Blogues

Blade Runner 2049 : Tour de force futuriste

par Émilie Rioux, le 6 octobre 2017 | Chéri(e) j’arrive

par Vincent Lemelin

J’ai vu le nouveau Blade Runner.

Je préviens, tout de suite, je ne suis pas un grand fan de la science-fiction ou même de la fantasie-fiction – je n’écoute pas Game of Throne.

Avant d’apprendre que Blade Runner 2049 sortait cette semaine, je n’avais jamais même songé à écouter le premier opus de ce qui sera bientôt une trilogie – j’anticipe!

Toutefois, je devais lamentablement échouer à me mettre à jour puisque je n’ai pu m’empêcher de ne pas m’endormir à chaque écoute. Pas que je m’ennuyais, mais les journées sont longues et les nuits courtes.

J’en ai, néanmoins, suffisamment vu pour bien saisir les nombreuses références faites au premier Blade Runner.
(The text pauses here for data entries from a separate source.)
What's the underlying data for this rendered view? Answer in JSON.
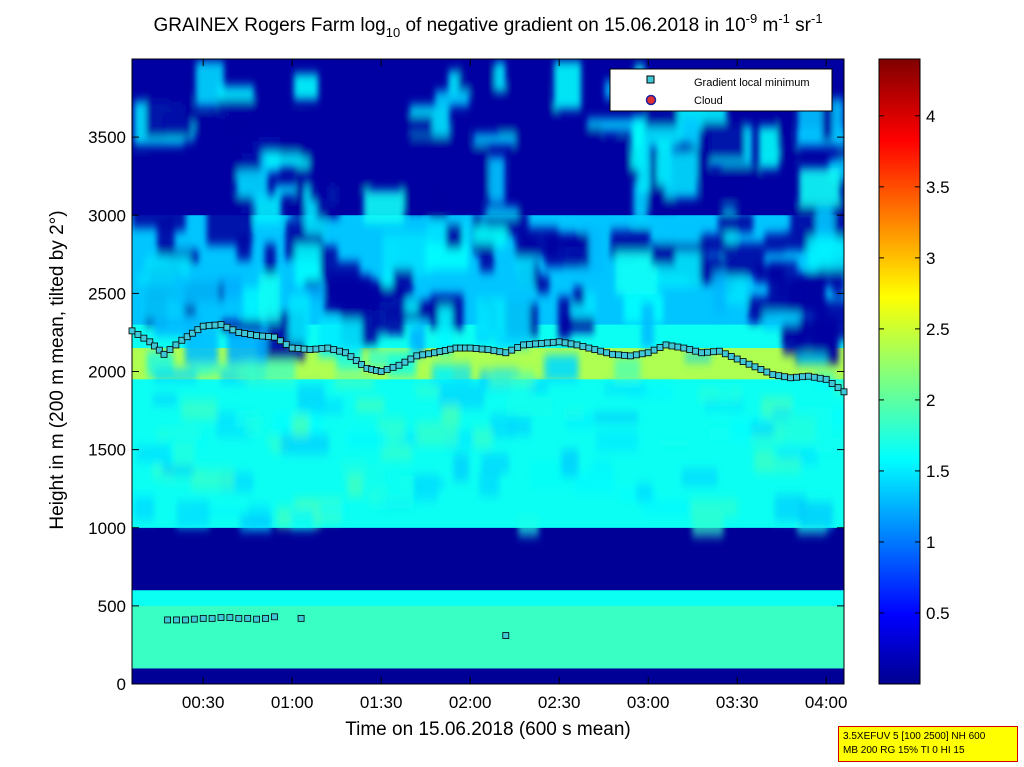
{
  "chart_data": {
    "type": "heatmap",
    "title": {
      "prefix": "GRAINEX Rogers Farm log",
      "prefix_sub": "10",
      "middle": " of negative gradient on 15.06.2018 in 10",
      "exp1": "-9",
      "unit_m": " m",
      "exp2": "-1",
      "unit_sr": " sr",
      "exp3": "-1"
    },
    "xlabel": "Time on 15.06.2018 (600 s mean)",
    "ylabel": "Height in m (200 m mean, tilted by 2°)",
    "x_range_hours": [
      0.1,
      4.1
    ],
    "y_range_m": [
      0,
      4000
    ],
    "x_ticks": [
      {
        "hours": 0.5,
        "label": "00:30"
      },
      {
        "hours": 1.0,
        "label": "01:00"
      },
      {
        "hours": 1.5,
        "label": "01:30"
      },
      {
        "hours": 2.0,
        "label": "02:00"
      },
      {
        "hours": 2.5,
        "label": "02:30"
      },
      {
        "hours": 3.0,
        "label": "03:00"
      },
      {
        "hours": 3.5,
        "label": "03:30"
      },
      {
        "hours": 4.0,
        "label": "04:00"
      }
    ],
    "y_ticks": [
      {
        "value": 0,
        "label": "0"
      },
      {
        "value": 500,
        "label": "500"
      },
      {
        "value": 1000,
        "label": "1000"
      },
      {
        "value": 1500,
        "label": "1500"
      },
      {
        "value": 2000,
        "label": "2000"
      },
      {
        "value": 2500,
        "label": "2500"
      },
      {
        "value": 3000,
        "label": "3000"
      },
      {
        "value": 3500,
        "label": "3500"
      }
    ],
    "colorbar": {
      "range": [
        0,
        4.4
      ],
      "ticks": [
        {
          "value": 0.5,
          "label": "0.5"
        },
        {
          "value": 1,
          "label": "1"
        },
        {
          "value": 1.5,
          "label": "1.5"
        },
        {
          "value": 2,
          "label": "2"
        },
        {
          "value": 2.5,
          "label": "2.5"
        },
        {
          "value": 3,
          "label": "3"
        },
        {
          "value": 3.5,
          "label": "3.5"
        },
        {
          "value": 4,
          "label": "4"
        }
      ]
    },
    "legend": {
      "placement": "top-right",
      "entries": [
        {
          "label": "Gradient local minimum",
          "marker": "square",
          "color": "#40c8d8"
        },
        {
          "label": "Cloud",
          "marker": "circle",
          "color": "#e03030"
        }
      ]
    },
    "gradient_minimum_series": {
      "name": "Gradient local minimum",
      "x_hours": [
        0.1,
        0.2,
        0.28,
        0.38,
        0.5,
        0.6,
        0.7,
        0.8,
        0.9,
        1.0,
        1.1,
        1.2,
        1.3,
        1.42,
        1.5,
        1.6,
        1.7,
        1.8,
        1.92,
        2.0,
        2.1,
        2.2,
        2.3,
        2.4,
        2.5,
        2.6,
        2.7,
        2.8,
        2.9,
        3.0,
        3.1,
        3.2,
        3.3,
        3.4,
        3.5,
        3.6,
        3.7,
        3.8,
        3.9,
        4.0,
        4.1
      ],
      "y_m": [
        2260,
        2190,
        2110,
        2200,
        2290,
        2300,
        2250,
        2230,
        2220,
        2150,
        2140,
        2150,
        2120,
        2020,
        2000,
        2040,
        2100,
        2120,
        2150,
        2150,
        2140,
        2120,
        2170,
        2180,
        2190,
        2170,
        2140,
        2110,
        2100,
        2120,
        2170,
        2150,
        2120,
        2130,
        2080,
        2030,
        1980,
        1960,
        1970,
        1950,
        1870
      ]
    },
    "low_gradient_minima": {
      "x_hours": [
        0.3,
        0.35,
        0.4,
        0.45,
        0.5,
        0.55,
        0.6,
        0.65,
        0.7,
        0.75,
        0.8,
        0.85,
        0.9,
        1.05,
        2.2
      ],
      "y_m": [
        410,
        410,
        410,
        415,
        420,
        420,
        425,
        425,
        420,
        420,
        415,
        420,
        430,
        420,
        310
      ]
    },
    "heatmap_fields": {
      "background_level": 1.7,
      "layers": [
        {
          "name": "surface-low",
          "y_m": [
            0,
            100
          ],
          "level": 0.1
        },
        {
          "name": "near-surface",
          "y_m": [
            100,
            500
          ],
          "level": 1.9
        },
        {
          "name": "low-gradient-band",
          "y_m": [
            600,
            1000
          ],
          "level": 0.1
        },
        {
          "name": "boundary-layer",
          "y_m": [
            1000,
            2200
          ],
          "level": 1.7
        },
        {
          "name": "entrainment",
          "y_m": [
            1950,
            2150
          ],
          "level": 2.4
        },
        {
          "name": "free-troposphere",
          "y_m": [
            2300,
            3000
          ],
          "level": 1.4
        },
        {
          "name": "aloft",
          "y_m": [
            3000,
            4000
          ],
          "level": 0.15
        }
      ]
    }
  },
  "info_box": {
    "line1": "3.5XEFUV 5 [100 2500] NH 600",
    "line2": "MB 200 RG 15% TI 0 HI 15"
  }
}
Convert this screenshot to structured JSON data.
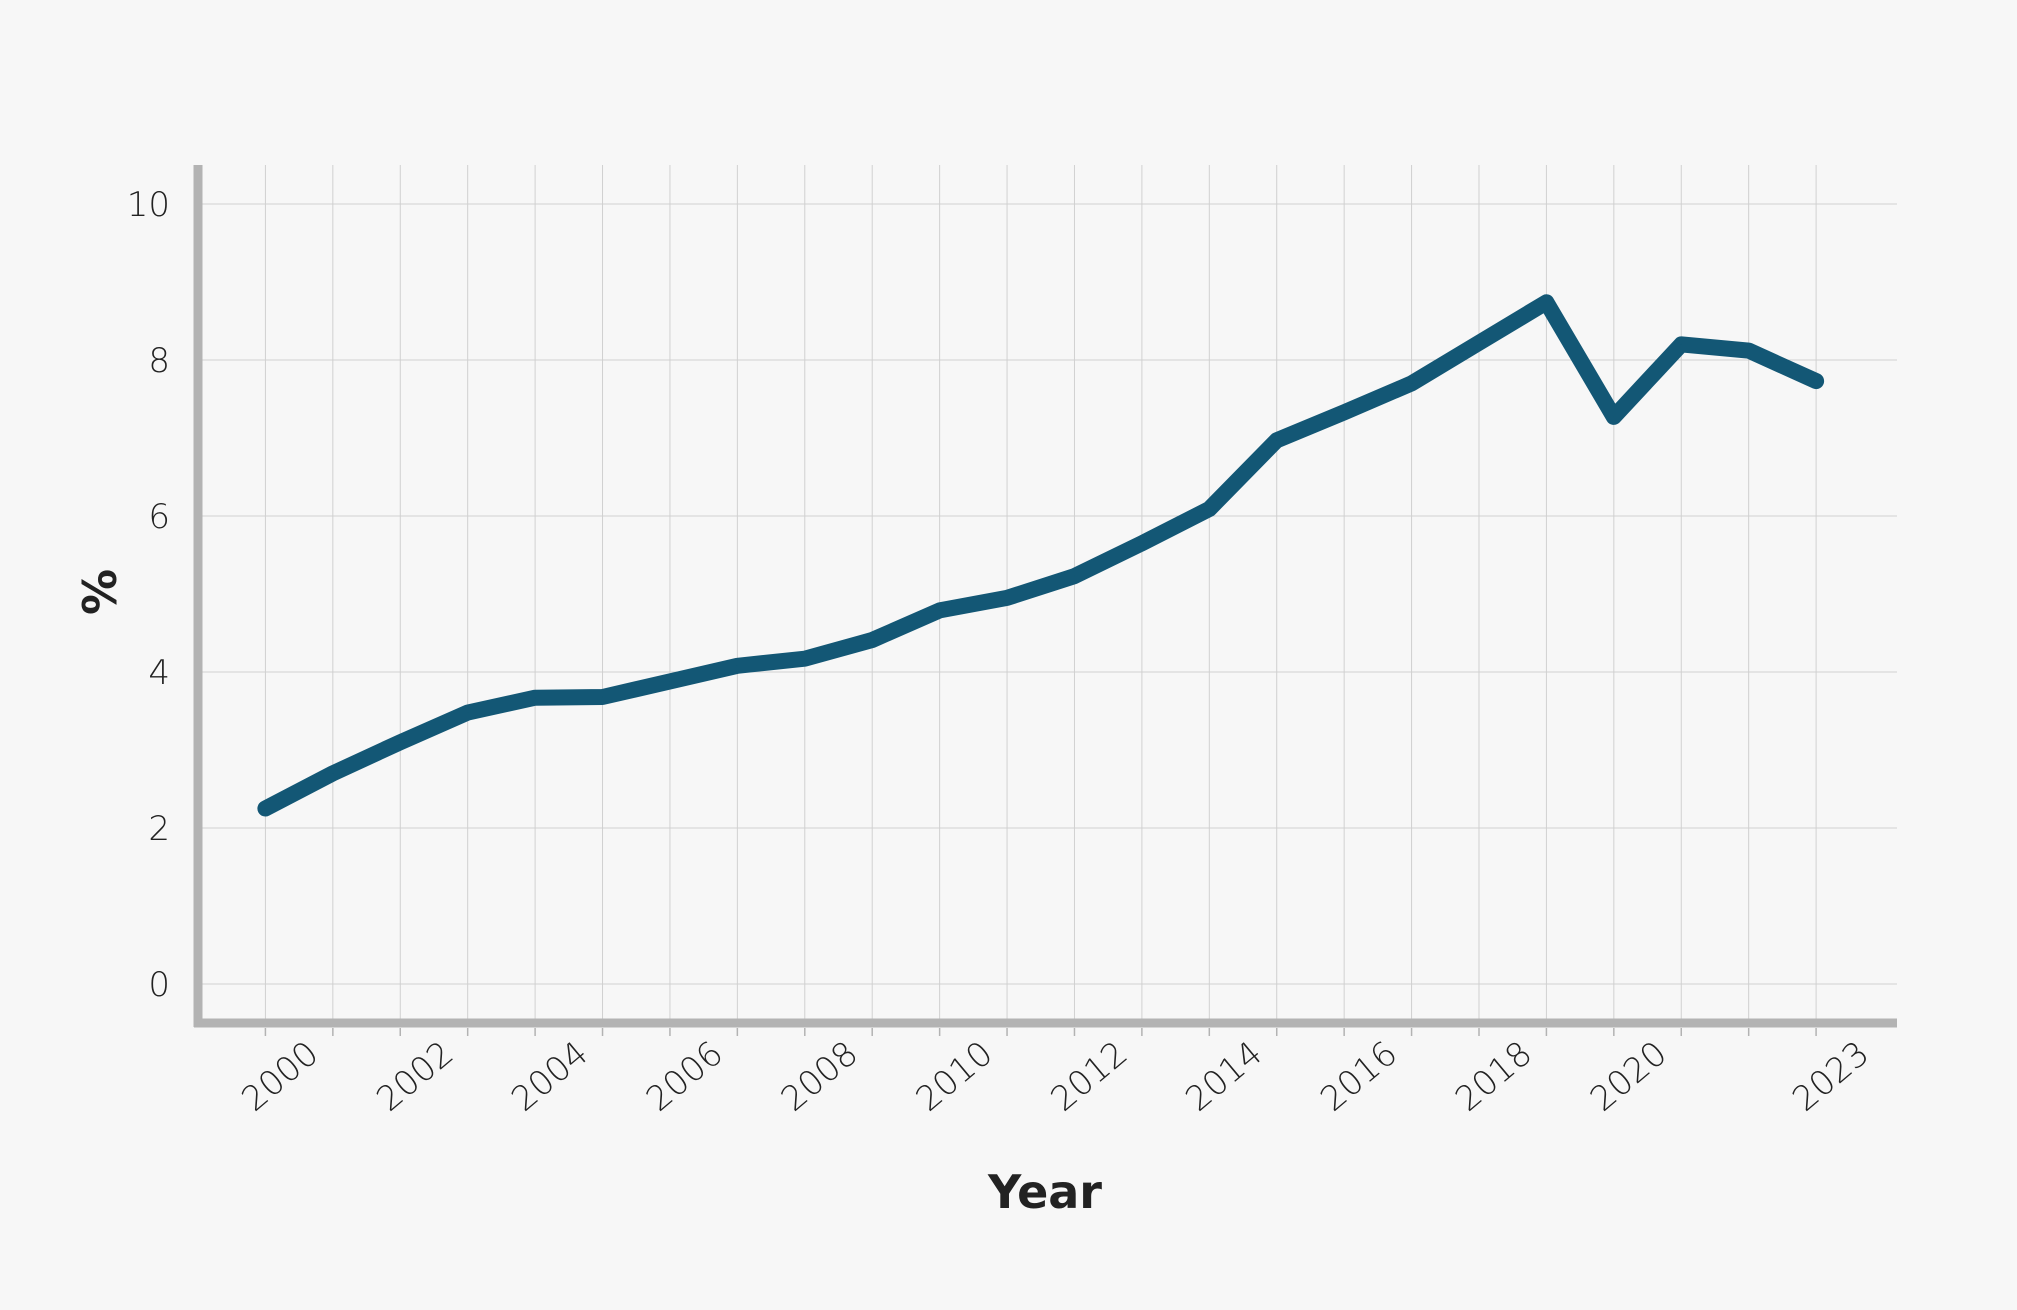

Car, il faut le comprendre! Il s’agit bel et bien d’une suite directe de l’autre et non d’un simple spin-off.

blade-runner-2049-posterL’esthétique années 80 est tout simplement une immense réussite. C’est un véritable tour de force que de reprendre une esthétique aussi vieillotte que celle de cette décennie dont les photos des contemporains les font passer pour plus âgés à l’époque qu’aujourd’hui –pour ceux qui vivent toujours— et d’en faire une vision crédible du futur.

Certaines scènes sont d’une beauté effrayante. Effrayante, car elles sont comme prophétiques d’un avenir qu’on sait pas si éloigné et dont pourtant l’étendue nous échappe encore.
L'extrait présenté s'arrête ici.